Third, whereas the Ottawa Charter merely referred to the influence of economic factors on health, I’d suggest that we need to think much bigger than this and articulate and advocate a new economic vision and model – one that rejects economic growth as an end in itself and refutes the assumption that such growth will automatically result in improved population health. This doesn’t mean that everyone in health promotion needs to gain a PhD in economics, but it does mean being bold enough:

  • to critique discredited notions such as trickle-down theory (Chancel et al. Citation2022)

  • to highlight the unacceptability of excessive wealth being concentrated in the hands of the ‘one per cent’ and question successive governments’ failure to tackle wealth inequality as a key component of a progressive economic strategy that seeks to raise revenue and tackle poverty (Chancel et al. Citation2022; Tippett Citation2021)
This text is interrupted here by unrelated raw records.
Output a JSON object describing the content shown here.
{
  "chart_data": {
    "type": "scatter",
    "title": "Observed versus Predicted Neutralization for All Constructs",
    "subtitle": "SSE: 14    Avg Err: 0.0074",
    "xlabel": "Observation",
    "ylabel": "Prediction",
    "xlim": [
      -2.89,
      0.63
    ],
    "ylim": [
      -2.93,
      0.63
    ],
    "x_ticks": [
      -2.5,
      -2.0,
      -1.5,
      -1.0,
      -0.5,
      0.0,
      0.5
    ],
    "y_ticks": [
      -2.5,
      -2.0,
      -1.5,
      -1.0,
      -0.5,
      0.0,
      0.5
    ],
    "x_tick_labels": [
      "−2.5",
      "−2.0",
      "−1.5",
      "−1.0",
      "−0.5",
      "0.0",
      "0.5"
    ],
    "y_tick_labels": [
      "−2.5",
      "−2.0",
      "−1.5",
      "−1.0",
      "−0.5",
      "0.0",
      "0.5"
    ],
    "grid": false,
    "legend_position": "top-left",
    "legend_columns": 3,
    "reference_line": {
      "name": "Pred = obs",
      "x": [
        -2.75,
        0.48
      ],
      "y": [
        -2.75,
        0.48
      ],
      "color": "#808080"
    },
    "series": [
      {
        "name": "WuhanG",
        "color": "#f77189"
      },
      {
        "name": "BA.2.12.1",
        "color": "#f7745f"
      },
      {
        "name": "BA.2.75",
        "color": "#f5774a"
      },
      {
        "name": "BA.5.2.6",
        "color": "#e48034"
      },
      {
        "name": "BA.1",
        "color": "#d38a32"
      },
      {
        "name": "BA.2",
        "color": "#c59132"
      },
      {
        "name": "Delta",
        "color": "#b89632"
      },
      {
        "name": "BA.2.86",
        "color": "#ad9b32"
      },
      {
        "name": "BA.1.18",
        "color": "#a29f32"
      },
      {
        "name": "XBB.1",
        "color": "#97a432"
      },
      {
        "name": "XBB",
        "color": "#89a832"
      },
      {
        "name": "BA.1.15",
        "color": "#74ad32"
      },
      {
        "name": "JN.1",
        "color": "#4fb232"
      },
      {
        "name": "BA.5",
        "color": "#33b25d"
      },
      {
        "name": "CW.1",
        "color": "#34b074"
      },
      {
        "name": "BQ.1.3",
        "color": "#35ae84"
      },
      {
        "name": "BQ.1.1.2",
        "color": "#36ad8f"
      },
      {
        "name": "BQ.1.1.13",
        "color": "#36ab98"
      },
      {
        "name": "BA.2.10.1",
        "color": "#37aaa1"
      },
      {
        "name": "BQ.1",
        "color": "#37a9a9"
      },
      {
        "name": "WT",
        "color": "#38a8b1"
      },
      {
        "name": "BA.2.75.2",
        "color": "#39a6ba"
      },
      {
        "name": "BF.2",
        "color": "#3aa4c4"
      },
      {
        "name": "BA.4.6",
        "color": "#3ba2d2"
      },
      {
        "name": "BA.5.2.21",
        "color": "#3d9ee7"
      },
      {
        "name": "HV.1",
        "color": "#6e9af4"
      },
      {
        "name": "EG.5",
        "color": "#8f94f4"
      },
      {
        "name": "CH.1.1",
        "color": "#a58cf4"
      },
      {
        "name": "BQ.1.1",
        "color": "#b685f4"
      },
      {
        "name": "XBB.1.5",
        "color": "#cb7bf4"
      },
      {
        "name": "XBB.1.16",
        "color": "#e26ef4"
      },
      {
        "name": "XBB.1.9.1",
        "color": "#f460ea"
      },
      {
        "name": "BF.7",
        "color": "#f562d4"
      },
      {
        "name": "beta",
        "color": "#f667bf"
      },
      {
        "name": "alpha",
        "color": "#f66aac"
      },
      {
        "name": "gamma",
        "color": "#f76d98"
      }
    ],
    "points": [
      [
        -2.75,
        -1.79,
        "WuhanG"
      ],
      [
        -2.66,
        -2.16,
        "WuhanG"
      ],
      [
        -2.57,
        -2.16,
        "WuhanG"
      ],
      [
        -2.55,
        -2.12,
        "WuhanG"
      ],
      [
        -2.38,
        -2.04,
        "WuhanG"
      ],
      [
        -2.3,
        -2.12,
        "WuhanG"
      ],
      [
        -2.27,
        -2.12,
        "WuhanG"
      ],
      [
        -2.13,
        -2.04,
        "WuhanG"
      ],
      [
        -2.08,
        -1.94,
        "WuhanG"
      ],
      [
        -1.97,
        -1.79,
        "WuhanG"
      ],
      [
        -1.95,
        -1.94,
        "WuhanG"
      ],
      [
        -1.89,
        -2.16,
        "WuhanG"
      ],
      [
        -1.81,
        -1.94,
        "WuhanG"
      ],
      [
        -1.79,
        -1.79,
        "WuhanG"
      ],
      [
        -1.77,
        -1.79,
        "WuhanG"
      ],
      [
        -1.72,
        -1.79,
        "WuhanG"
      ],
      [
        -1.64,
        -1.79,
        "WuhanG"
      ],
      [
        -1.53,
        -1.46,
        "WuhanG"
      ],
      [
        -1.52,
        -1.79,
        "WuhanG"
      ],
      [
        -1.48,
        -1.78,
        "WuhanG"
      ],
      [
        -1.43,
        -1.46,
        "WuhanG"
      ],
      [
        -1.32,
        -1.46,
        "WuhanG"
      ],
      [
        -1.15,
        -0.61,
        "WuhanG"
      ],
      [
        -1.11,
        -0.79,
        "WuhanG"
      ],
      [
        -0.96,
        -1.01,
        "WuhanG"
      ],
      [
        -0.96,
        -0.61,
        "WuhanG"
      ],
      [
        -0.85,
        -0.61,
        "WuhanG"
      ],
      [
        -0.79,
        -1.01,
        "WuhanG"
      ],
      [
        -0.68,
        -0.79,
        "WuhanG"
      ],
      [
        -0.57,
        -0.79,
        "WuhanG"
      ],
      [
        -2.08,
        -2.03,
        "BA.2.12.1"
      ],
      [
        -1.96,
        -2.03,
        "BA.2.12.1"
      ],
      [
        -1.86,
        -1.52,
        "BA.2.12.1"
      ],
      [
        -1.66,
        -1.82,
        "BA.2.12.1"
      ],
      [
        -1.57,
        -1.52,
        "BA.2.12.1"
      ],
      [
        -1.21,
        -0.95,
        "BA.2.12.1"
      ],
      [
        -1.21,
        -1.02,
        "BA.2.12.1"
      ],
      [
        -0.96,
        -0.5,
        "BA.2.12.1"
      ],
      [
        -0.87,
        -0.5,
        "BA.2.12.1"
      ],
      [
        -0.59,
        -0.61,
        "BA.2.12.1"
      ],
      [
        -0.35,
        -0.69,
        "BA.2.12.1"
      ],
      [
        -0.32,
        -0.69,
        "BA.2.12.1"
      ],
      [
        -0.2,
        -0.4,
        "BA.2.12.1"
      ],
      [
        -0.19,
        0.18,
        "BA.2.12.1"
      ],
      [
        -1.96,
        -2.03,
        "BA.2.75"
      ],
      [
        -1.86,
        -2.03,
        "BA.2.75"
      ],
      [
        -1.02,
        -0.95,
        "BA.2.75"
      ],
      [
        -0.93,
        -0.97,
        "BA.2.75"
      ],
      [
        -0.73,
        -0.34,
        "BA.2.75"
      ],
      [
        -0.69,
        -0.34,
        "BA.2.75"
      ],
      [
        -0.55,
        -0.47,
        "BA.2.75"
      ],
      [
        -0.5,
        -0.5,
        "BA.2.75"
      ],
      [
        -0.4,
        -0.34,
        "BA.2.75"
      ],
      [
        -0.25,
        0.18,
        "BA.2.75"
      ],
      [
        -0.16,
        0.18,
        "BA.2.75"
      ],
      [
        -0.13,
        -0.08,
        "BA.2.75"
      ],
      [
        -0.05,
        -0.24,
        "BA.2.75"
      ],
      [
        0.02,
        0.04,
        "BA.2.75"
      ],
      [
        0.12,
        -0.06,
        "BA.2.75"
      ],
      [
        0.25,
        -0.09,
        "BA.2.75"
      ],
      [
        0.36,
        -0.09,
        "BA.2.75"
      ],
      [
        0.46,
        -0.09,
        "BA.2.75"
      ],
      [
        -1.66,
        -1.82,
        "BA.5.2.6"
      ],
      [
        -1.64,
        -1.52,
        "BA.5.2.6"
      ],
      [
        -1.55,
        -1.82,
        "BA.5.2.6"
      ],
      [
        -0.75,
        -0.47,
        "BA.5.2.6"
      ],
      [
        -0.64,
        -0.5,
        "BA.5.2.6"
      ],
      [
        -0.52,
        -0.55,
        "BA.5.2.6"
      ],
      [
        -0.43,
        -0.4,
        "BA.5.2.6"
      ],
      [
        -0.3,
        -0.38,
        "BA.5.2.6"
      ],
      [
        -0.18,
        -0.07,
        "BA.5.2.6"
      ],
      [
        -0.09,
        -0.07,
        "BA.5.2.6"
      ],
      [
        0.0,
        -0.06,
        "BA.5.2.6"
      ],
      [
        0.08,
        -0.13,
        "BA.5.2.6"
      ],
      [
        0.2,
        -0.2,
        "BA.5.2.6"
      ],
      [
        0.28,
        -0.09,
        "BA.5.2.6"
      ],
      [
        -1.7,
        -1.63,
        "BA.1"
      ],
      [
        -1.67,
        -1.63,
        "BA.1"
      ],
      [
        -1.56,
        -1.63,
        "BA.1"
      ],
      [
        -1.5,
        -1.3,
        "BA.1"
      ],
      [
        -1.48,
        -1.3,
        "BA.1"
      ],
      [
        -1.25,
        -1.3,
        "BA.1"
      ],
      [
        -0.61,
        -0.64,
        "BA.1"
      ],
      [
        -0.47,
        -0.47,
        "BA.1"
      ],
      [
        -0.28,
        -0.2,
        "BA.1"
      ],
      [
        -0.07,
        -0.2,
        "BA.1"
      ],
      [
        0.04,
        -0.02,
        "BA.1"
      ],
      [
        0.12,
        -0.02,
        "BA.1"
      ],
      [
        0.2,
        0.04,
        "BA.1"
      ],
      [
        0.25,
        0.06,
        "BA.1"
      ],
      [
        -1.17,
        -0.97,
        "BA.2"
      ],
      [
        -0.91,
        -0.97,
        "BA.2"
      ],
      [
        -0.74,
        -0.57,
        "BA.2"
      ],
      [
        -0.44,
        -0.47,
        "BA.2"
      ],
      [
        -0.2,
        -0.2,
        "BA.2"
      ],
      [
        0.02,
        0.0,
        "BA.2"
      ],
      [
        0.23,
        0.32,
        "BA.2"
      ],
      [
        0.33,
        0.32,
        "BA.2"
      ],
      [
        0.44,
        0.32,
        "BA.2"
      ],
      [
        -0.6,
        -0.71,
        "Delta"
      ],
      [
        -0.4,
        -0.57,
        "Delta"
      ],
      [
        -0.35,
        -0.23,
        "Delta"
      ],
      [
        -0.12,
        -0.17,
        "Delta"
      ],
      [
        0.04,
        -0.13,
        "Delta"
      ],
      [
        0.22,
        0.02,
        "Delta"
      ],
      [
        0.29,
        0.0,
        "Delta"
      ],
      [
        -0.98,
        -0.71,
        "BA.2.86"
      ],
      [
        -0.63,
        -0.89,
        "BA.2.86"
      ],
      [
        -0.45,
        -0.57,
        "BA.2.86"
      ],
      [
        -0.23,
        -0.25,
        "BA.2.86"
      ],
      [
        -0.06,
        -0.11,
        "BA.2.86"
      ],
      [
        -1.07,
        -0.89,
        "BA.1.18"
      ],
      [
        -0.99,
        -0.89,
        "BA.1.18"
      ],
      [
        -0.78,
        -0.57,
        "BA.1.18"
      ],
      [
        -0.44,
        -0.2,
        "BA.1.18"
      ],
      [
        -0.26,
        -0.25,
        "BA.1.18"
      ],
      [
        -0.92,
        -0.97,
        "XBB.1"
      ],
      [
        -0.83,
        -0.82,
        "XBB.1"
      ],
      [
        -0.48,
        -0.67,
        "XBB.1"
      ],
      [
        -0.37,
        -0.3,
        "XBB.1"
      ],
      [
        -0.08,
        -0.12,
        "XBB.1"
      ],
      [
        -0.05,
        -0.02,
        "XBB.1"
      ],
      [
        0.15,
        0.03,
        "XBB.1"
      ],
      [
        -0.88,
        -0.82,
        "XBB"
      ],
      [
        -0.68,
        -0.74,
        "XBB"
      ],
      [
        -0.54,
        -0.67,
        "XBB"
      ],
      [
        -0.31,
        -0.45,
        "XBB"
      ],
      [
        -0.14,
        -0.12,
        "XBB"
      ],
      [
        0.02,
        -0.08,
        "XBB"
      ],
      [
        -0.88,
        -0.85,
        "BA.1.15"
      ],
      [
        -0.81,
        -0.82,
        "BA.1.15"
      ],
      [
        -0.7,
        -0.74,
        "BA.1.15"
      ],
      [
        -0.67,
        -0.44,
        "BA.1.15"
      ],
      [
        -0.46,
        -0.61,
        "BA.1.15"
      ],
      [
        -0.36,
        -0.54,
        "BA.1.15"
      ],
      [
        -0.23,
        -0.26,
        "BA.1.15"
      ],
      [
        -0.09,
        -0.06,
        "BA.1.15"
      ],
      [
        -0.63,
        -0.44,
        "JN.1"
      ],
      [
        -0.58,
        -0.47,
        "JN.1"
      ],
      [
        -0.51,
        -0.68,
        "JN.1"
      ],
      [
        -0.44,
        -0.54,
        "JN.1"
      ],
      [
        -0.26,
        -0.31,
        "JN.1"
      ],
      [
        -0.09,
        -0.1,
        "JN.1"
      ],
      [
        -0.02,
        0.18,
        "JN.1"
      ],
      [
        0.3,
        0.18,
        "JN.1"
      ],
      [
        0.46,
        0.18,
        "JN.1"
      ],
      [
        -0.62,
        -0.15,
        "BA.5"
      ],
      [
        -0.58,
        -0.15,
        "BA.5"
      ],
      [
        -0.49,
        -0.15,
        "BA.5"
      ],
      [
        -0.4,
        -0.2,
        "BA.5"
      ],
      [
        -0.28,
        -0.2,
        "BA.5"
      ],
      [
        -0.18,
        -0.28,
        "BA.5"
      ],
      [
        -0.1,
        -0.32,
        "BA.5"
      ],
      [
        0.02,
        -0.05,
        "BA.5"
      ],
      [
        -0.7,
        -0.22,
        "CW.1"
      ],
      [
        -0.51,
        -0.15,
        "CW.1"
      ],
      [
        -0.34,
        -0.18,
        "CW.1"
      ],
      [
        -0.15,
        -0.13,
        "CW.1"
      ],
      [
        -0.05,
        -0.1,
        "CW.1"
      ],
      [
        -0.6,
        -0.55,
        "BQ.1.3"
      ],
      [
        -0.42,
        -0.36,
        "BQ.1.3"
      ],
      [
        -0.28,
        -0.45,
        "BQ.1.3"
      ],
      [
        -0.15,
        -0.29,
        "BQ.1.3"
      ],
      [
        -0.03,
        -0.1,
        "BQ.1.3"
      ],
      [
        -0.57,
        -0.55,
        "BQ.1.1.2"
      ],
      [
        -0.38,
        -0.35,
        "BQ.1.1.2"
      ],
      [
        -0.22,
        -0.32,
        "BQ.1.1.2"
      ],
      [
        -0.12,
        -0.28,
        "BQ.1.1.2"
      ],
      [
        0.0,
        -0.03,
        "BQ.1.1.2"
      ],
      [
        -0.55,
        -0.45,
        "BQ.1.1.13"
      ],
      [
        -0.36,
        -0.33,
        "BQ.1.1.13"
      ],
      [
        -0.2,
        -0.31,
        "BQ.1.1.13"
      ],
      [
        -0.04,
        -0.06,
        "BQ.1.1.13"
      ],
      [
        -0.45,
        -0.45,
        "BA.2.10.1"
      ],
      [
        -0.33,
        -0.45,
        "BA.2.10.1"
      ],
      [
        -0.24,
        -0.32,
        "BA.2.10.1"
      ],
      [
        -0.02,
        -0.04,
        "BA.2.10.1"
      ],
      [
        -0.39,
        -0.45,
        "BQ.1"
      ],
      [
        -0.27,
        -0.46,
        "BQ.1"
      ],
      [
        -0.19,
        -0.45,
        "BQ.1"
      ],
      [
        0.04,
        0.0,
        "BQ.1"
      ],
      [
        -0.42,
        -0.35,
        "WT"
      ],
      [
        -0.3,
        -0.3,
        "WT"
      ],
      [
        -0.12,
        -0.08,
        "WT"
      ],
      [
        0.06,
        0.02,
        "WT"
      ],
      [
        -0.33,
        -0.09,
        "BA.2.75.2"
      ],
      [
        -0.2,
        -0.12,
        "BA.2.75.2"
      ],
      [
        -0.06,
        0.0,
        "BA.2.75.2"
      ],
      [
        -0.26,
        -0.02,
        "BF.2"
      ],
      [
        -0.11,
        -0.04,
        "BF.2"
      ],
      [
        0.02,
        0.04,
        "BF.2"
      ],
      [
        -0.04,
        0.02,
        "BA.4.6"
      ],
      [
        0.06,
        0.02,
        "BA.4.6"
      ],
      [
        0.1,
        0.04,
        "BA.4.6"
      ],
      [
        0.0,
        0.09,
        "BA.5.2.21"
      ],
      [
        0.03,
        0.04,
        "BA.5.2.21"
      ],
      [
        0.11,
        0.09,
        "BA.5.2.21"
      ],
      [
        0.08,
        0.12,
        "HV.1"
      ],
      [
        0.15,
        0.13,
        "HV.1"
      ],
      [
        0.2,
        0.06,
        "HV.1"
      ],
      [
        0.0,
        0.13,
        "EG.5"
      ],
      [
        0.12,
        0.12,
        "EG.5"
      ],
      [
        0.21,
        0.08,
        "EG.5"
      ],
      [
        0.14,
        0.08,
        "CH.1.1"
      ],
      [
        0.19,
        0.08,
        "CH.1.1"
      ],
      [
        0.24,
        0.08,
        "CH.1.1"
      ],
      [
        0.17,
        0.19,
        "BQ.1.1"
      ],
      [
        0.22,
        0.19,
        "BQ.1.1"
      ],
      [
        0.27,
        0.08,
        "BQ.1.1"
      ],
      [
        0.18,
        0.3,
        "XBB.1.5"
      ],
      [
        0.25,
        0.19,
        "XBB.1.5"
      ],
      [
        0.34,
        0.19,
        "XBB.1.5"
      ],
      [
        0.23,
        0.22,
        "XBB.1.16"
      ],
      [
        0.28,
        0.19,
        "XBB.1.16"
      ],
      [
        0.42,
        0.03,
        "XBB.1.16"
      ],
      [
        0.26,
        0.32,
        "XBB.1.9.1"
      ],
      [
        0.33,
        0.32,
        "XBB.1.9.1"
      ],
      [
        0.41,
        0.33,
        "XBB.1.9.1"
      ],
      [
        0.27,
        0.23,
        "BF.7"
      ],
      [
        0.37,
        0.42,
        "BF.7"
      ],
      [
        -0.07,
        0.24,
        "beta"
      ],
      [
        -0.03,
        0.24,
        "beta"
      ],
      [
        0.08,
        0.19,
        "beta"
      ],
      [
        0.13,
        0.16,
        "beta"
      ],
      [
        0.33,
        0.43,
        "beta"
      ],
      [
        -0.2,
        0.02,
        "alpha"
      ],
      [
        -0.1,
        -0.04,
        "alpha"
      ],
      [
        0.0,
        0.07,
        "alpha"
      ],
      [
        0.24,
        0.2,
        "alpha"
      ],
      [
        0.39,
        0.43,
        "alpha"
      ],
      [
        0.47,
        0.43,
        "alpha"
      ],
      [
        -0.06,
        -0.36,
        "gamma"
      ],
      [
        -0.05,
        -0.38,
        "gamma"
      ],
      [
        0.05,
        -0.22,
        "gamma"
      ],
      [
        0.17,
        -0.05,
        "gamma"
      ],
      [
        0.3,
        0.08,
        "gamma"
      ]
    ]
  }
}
  • to provoke debate about the public health impacts of commodifying and commercialising water (Buse and Bayliss Citation2022), energy and transport

  • to call out the UN’s SDGs for upholding Gross Domestic Product (GDP) as a dominant measure of progress and for failing to challenge consumerism as a driver of environmental degradation (Baum Citation2021).

I think it also means embracing Doughnut Economics (Raworth Citation2017) and other progressive frameworks that position economic development as a means to promote community, societal and ecological wellbeing. Doughnut Economics is concerned to enable people to thrive within the means of the planet and views the economy as nested within, and dependent on, society and the living world (in contrast to the more traditional ‘overlapping circles’ model of sustainable development). The visual representation proposes a ‘safe and just space for humanity’ between what’s termed the social foundation and the ecological ceiling. Drawing on the Sustainable Development Goals (United Nations Citation2015), the social foundation comprises 12 essential needs that no one should be without – water, food, energy, housing, education, income/work, social and information networks, health, peace/justice, a political voice, social equity and gender equality. Informed by the work of the Stockholm Resilience Institute (Rockström et al. Citation2009; Steffen et al. Citation2015), the ecological ceiling presents the nine planetary boundaries that must stay intact in order to protect the life support systems on which life depends – biodiversity loss, climate change, ocean acidification, land conversion, nitrogen & phosphorus loading, air pollution, chemical pollution, ozone layer depletion and freshwater withdrawals. The framework applies regenerative or ‘circular’ thinking to safeguard resource use and prioritises ‘distributive’ approaches to ensure that wealth and prosperity are distributed rather than concentrated in the hands of a small elite.

To conclude, I’ve reflected on the history of health promotion, taken stock of where we are now and used the Ottawa Charter and recent insights to frame priorities going forward. Health promotion is inherently political. Reflecting on our current situation in the UK – with recent years having seen a spiralling in child, food and fuel poverty, a reduction in life expectancy, a widening in inequalities, and the continuing failure of government to take on powerful vested interests through legislative, regulatory and fiscal measures – it doesn’t seem an over-statement to call this point in time a crisis. However, a crisis is defined not only as a time of intense difficulty or danger, but also as a potential turning point when an important decision must be made. This gives space for us to be angry – questioning why we, in one of the world’s richest nations, we are in the state we are in; and it gives us space for optimism and hope. Although the upstream nature of many of the causes of health and ill health means that much of what needs to be done lies outside the hands of the health promotion community per se, we all – as citizens, as professionals and as members of families and communities – have a critical role in to play in envisioning, advocating and fighting for the future we need in order to secure the wellbeing of people, places and the planet.

Disclosure statement

No potential conflict of interest was reported by the author(s).